If I understood you correctly, they will do RT+ADT shortly after surgery. After that, there are no further salvage options, so the point that you can always do RT after RP, but not vice-versa, is moot imho. I would definitely talk to a radiologist. For aggressive cancer they will likely suggest the inclusion of a brachytherapy boost, that is a high dose internal targeted radiation of the prostate. By my reading of the literature it is almost as effective as RP and has far fewer side effects that RP+RT in short order. The internal lesions need years to fully heal and putting radiation on top after a few months can result in permanent incontinence and guaranteed impotence.
You can have radiation only once in certain region - you can not do it twice. So the idea is that if cancer cells survive radiation in a prostate gland, you will not be able to repeat radiation to that region. Once you radiate a prostate it becomes one thick mess that is almost impassible to remove. Yes, there are one or 2 surgeons in the USA that are able to perform that task , but not everybody has a means to travel nor pay for that.
Correct, but the risk if an intraprostatic recurrence after HDR brachytherapy is fairly low, < 5%, though not zero. You are trading off this additional recurrence risk for fewer side effects if the alternative is RP plus adjuvant RT. Patients need to be aware of these trade-offs to take informed decisions.
@sjorgie
I see you posted to @topf but wanted to give you my personal experience with this and the importance of Decipher test was for me.

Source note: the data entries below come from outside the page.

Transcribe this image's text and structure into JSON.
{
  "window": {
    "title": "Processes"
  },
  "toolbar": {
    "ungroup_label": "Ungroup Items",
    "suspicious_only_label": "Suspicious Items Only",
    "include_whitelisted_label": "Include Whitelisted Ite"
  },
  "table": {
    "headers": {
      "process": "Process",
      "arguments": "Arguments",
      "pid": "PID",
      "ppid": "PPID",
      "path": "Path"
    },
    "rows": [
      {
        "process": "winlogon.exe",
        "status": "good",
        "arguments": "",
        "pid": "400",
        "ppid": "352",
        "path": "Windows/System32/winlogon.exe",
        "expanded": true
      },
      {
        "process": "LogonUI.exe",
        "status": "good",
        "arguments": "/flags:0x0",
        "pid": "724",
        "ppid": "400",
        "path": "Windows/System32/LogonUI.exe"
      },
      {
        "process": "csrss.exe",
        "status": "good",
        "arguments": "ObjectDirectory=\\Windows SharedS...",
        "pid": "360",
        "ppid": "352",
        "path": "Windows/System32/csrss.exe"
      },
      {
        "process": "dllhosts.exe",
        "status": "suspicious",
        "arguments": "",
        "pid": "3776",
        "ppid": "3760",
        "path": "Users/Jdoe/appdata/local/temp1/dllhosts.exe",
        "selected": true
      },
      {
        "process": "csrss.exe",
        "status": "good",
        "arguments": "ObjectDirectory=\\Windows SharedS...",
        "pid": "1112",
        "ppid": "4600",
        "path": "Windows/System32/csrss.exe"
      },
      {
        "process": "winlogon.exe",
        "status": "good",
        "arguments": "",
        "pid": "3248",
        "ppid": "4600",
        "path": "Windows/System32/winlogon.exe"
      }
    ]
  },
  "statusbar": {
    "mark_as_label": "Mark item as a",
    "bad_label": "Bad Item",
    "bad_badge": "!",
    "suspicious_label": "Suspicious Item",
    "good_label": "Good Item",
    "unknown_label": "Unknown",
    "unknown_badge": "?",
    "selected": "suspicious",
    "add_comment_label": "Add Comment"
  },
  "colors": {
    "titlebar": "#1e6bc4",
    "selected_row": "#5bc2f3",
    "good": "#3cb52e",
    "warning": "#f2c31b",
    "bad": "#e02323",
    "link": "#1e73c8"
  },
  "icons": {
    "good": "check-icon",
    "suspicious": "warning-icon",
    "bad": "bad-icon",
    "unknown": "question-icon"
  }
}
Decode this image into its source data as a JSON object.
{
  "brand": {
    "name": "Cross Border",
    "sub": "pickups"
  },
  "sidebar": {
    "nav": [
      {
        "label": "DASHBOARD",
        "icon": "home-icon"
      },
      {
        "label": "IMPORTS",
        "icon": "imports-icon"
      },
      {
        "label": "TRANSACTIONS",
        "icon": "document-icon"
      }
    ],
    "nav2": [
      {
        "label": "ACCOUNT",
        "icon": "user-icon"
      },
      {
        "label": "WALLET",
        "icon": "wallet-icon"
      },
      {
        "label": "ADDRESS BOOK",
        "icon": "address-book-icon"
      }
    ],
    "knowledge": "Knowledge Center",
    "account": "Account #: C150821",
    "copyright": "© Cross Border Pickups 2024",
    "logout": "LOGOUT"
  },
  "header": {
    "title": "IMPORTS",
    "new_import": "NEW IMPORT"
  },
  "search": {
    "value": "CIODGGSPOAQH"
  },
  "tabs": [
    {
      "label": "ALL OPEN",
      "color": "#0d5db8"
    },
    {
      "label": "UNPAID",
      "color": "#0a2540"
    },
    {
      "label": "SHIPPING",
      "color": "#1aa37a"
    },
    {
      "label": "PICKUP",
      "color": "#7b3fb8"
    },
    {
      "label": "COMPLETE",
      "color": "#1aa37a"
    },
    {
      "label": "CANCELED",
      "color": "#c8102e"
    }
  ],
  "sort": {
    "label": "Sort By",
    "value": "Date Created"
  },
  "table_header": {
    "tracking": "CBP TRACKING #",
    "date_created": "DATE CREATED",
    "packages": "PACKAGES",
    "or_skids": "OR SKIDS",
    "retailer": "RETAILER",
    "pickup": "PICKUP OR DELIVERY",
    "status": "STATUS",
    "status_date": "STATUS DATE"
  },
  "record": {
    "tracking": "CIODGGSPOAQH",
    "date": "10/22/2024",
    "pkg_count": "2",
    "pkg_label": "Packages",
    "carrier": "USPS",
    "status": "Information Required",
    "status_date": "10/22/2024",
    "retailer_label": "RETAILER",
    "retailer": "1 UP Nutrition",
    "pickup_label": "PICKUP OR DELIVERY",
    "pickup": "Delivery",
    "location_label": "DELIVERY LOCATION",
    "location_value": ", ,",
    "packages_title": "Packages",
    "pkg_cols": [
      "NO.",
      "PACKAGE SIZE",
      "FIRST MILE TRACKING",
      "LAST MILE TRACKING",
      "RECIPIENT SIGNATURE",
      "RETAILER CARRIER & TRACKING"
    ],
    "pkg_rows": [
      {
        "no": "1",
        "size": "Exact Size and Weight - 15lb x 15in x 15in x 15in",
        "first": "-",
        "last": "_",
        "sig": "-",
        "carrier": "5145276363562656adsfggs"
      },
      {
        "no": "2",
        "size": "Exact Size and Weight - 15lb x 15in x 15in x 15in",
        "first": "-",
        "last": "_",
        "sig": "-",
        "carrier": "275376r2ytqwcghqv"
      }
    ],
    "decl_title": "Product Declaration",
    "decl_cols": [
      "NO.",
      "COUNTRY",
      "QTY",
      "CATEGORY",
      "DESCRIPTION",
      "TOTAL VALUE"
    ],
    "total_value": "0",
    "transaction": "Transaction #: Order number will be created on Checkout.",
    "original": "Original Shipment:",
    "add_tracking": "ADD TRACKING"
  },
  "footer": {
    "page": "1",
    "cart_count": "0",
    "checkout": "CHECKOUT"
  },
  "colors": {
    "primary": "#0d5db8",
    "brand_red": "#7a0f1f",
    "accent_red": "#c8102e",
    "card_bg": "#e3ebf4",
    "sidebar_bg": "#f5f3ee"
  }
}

When I had my consultation with Mayo R/O and we went over treatments it was radiation and hormone treatment because my biopsies risk were listed as intermediate.
He suggested Decipher test and bone scan. Bone scan came back negative. I chose to get Decipher and Medicare paid for it. Note: Decipher will help reduce cost and payment plan if your insurance turns it down.
My Decipher test came back low risk not intermediate. That changed my treatment plan from radiation and hormone to radiation only. After all I read and saw posted about hormone treatments I was very glad to get that news.
So you can see I am alway promoting Decipher test. The test uses existing biposies. I had 30 rounds of proton radiation at UFHPTI. I did so because I wanted proton not photon which Mayo Jacksonville had not proton. UFHPTI also did a PSMA and it also came back negative.